President Obama wants to finally make good on one of his signature campaign promises: closing the detention facility at Guantanamo Bay, Cuba. The Republican-controlled Congress is unlikely to go along, but the debate has raised another question: If the prison closes, what would happen to the naval base itself?
The Claim
Texas Sen. Ted Cruz warned about handing over the entire base in a debate this month on CNN.
I fear that by the end of this year, President Obama plans to give the Guantanamo Navy base back to Cuba.
"One of the things ... I'm very concerned about is that Obama is emptying Guantanamo. He is releasing terrorists that our soldiers bled and died to capture. ... And I fear that by the end of this year, President Obama plans to give the Guantanamo Navy base back to Cuba, which would be undermining U.S. national security interests profoundly," Cruz said. "I hope he doesn't do that. But it is consistent with his pattern of the last seven years. I think it is a profound risk."
Cruz has repeated that "concern" in subsequent campaign appearances. Another Republican presidential hopeful, Florida Sen. Marco Rubio, has also "warned" audiences in rallies that Obama could give the base back to Cuba.
"This makes no sense to me," Rubio said in Las Vegas, according to the Washington Examiner. "We're not giving back an important naval base to an anti-American communist dictatorship."
The Short Answer
No, say senior Obama administration officials — the president's proposal covers only the detention center housed on Naval Station Guantanamo Bay. The administration does not want to return the base itself to Cuba.
The Long Answer
The U.S. has leased Guantanamo Bay from Cuba since 1903, following the American victory in the Spanish-American War. The land belongs to Cuba, but the original agreement — known as the Platt Amendment — gives the United States "complete jurisdiction and control" over the base. A subsequent agreement in 1934 gave the U.S. the use of Guantanamo "in perpetuity," unless the U.S. either unilaterally abandons the base or both the U.S. and Cuba agree to end the lease. Cuban leaders soured on that deal following the Communist revolution and have steadily refused to cash the annual lease payments from the U.S. Treasury of about $4,000.
Deputy National Security Adviser Ben Rhodes told reporters that when Obama visits Cuba in March, he fully expects for President Raul Castro and other top leaders to raise questions about Guantanamo's future.

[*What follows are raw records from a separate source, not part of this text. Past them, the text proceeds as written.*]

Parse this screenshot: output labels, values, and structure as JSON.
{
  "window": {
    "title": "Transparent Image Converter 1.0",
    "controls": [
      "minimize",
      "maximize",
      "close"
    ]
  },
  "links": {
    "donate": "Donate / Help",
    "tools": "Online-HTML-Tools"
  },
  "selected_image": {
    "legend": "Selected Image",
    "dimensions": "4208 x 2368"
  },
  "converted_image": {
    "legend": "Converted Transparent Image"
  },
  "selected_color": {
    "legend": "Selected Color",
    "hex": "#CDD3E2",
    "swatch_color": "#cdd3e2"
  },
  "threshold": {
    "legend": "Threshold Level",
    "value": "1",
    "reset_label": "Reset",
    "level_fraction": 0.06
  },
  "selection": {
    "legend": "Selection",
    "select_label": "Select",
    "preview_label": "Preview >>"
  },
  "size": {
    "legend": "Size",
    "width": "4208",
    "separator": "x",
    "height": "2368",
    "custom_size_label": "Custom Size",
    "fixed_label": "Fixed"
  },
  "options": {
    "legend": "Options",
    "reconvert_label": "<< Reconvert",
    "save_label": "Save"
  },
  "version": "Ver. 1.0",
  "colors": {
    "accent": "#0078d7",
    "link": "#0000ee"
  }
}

"I'm sure that will be part of the discussion," Rhodes said. "They are insistent our presence there is not legitimate, that the facility be returned to them. But that is not on the table as part of our discussions."
Rhodes' briefing took place before the Pentagon released its proposal for closing the Guantanamo prison. But another official reaffirmed that position after the plan appeared. Pentagon Press Secretary Peter Cook was asked specifically about the fate of the naval base, and he said it was its own separate issue.
"This plan covers the detention facilities at Guantanamo Bay," Cook said. "There is no plan to change the status of the naval base at Guantanamo."
The base's location in the Caribbean will keep it relevant for a very long time, Navy officials say. In fact, its importance could only grow once work is completed on the widening of the Panama Canal.
Broader, longer and deeper-draft cargo ships will be able to sail through the canal carrying cargo to the U.S. and South America, and the Navy wants to preserve a base from which it could protect those trade routes.
Then-Chief of Naval Operations Adm. Jonathan Greenert described the importance of the base when he visited in 2014.
"Naval Station Guantanamo Bay is going to be around for a long time," Greenert said. "Often, people think that if the [detention center] leaves then the naval station will be shut down, but that is not the case."
"We can repair and restock ships here and enable them to carry out the mission of the Southern Command," he continued. "Also, at this very location, they have an airfield, we have a natural deep port, we have piers and we have room to grow. This base is really an essential part of our future, not only in the SOUTHCOM arena but broadly worldwide. This base is strategically very important to the Navy."